La Fin du silence

La Fin du silence

de Roland Edzard

  • La Fin du silence

  • France, Autriche2011
  • Réalisation : Roland Edzard
  • Scénario : Roland Edzard
  • Image : Frédéric Serve
  • Montage : Thomas Marchand, Gisèle Rapp-Meichler
  • Musique : Christine Ott Quartet
  • Producteur(s) : Philippe Avril
  • Interprétation : Franck Falise (Jean), Thierry Frémont (Nils), Maia Morgenstern (Anne), Carlo Brandt (Théo)...
  • Distributeur : Équation
  • Date de sortie : 7 décembre 2011
  • Durée : 1h20

La Fin du silence

de Roland Edzard

Chut...


Chut...

Élève aux Arts décoratifs puis au Studio national des Arts Contemporains, Roland Edzard se fait remarquer à Cannes en 2004 pour son court-métrage La Plaine (primé par la Cinéfondation) dont il reprend aujourd’hui la trame narrative pour son premier long La Fin du silence. Film d’ambiance, impressionniste et cru à la fois, La Fin du silence joue à fond l’immersion sensorielle du public mais oublie au passage ses personnages, trop monolithiques pour qu’on s’y intéresse.

Un matin, dans une maison isolée en lisière d’une forêt vosgienne éclate une dispute violente. Jean (Franck Falise) s’écharpe avec son frère aîné jusqu’à ce que son père le jette dehors. Rongé par la violence, il erre jusqu’à retrouver une bande de chasseurs dans un troquet du village. Coupable idéal lorsque la nuit même la voiture familiale est incendiée, Jean s’enferme un peu plus dans le mutisme, s’arme d’un fusil et retourne chez lui.

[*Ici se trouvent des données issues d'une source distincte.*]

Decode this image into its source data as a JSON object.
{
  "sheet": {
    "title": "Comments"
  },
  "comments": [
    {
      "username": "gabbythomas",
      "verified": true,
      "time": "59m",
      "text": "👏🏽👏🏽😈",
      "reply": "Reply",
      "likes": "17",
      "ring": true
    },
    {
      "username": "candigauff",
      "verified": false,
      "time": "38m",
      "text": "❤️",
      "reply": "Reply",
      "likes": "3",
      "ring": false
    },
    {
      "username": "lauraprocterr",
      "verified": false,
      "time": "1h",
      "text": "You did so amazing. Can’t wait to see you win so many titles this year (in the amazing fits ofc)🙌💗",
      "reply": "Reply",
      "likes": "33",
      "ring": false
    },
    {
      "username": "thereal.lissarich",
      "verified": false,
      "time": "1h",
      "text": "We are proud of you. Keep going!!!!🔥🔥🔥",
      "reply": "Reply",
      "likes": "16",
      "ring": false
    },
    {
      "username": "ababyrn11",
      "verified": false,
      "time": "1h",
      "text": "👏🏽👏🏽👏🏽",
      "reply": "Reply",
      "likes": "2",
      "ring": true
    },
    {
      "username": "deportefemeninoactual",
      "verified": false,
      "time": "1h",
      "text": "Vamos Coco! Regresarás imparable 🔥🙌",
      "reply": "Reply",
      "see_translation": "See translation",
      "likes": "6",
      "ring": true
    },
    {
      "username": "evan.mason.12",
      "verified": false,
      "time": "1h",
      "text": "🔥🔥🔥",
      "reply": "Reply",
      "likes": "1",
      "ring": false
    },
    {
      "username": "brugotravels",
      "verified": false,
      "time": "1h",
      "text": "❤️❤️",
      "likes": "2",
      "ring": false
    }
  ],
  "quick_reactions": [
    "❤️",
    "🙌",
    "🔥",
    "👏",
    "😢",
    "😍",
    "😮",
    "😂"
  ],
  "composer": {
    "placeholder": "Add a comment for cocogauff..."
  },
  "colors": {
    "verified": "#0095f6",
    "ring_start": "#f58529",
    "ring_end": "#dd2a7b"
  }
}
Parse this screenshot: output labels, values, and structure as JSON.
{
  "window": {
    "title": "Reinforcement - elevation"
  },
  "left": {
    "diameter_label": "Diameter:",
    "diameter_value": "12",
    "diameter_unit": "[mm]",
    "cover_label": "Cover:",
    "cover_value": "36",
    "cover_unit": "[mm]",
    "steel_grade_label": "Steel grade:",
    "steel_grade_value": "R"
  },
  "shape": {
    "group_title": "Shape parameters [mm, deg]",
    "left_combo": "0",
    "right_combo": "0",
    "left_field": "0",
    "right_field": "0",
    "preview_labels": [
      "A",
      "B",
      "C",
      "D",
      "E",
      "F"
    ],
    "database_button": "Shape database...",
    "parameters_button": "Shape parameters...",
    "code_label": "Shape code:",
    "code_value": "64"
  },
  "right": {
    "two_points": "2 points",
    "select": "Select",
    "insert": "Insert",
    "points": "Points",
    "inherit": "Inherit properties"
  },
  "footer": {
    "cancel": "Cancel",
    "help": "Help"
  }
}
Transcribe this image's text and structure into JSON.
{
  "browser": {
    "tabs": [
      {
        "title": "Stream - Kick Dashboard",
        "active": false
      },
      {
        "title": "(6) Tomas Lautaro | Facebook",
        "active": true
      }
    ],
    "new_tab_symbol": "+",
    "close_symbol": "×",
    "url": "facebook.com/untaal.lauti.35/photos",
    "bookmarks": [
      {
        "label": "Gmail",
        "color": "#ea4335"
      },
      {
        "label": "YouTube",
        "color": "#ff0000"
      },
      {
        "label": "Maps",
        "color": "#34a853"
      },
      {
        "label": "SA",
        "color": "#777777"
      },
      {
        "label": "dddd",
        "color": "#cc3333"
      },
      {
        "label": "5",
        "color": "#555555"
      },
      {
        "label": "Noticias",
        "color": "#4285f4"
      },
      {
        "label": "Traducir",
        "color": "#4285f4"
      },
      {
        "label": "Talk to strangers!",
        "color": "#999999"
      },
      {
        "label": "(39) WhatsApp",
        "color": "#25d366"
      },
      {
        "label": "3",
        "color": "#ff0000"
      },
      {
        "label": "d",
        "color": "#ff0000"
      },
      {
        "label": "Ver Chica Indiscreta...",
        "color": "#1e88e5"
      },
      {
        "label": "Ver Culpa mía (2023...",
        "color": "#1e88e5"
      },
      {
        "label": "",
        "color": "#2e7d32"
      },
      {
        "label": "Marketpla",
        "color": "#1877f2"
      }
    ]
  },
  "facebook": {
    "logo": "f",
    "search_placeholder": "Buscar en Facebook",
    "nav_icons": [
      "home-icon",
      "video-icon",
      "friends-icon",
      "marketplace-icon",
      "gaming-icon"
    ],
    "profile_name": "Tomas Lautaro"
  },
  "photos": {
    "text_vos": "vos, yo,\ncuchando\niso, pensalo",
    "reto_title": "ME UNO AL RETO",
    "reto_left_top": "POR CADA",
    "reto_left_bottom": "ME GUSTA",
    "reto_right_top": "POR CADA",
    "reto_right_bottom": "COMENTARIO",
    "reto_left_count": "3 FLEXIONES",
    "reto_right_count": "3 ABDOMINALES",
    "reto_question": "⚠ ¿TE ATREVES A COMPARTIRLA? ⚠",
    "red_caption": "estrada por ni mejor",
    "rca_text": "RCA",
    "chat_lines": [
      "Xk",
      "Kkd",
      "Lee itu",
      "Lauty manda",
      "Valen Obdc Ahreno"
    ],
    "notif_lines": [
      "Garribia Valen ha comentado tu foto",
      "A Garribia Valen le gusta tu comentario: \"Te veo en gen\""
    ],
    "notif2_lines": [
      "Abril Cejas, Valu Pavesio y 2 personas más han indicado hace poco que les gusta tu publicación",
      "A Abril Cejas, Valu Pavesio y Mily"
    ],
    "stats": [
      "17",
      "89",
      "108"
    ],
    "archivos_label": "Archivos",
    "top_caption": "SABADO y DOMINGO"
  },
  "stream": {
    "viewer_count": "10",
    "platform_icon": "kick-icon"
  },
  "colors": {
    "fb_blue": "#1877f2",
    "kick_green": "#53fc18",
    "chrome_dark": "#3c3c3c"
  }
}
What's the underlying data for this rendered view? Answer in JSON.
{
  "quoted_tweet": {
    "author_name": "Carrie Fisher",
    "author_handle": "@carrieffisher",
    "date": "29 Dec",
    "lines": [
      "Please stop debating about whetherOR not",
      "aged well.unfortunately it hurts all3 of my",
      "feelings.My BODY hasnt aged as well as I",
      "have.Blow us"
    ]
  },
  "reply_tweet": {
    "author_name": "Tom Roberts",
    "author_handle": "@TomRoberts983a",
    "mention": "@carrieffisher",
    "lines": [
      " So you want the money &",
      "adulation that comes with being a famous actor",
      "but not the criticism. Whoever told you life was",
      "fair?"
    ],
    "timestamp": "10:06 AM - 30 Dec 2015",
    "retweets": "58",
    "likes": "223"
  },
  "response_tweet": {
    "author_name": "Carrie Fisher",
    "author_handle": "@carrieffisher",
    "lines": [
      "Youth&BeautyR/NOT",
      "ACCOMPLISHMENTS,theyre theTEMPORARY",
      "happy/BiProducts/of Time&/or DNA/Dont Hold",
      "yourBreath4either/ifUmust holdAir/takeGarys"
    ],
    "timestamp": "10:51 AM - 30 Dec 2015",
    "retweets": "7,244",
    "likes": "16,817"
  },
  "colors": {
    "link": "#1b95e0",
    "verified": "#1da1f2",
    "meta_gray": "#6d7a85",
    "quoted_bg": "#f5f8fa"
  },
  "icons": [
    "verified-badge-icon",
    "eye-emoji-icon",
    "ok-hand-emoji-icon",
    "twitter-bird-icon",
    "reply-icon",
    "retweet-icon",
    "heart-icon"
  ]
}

Pas véritablement un film de vengeance (même si ce sentiment traverse le personnage de part en part), La Fin du silence s’affranchit très vite d’une linéarité narrative pour s’ancrer dans les impulsions du héros. Dès l’affrontement physique des deux frères, le ton est donné. Charnel, émotionnel, le métrage tente de suivre le cheminement d’un adolescent en rupture avec ses parents, et plus largement avec le genre humain, non pas à travers les étapes d’une réflexion (implicite ou verbalisée) qui le mènerait au passage à l’acte, mais en auscultant les nerfs ou les pulsions qui le poussent à agir. Malheureusement, les affres psychologiques de Jean peinent à affleurer à l’écran. La mise en scène, volontairement distante et cherchant à tout prix le réalisme brut, enfile les scènes de conflit sans en donner les clés. Ceux qui tentent d’aider Jean sont traités par lui comme des ennemis au même titre que sa famille. Pourquoi ? Silence… On observe le personnage, on l’épie comme une proie (ou un prédateur, la symbolique un peu facile du chasseur jouant sans cesse sur l’inversion des rôles chasseur/chassé) mais les états émotionnels qui le guident restent difficilement pénétrables. Le choix du décor (la forêt vosgienne), censé mettre en lumière l’animalité ou la minéralité des personnages, se révèle du coup étrangement artificiel. L’hermétisme du héros contamine le film, le rendant abscons, la sensorialité des lieux déployée à longueur de plans ne suffisant pas à contrebalancer cet effet de vide.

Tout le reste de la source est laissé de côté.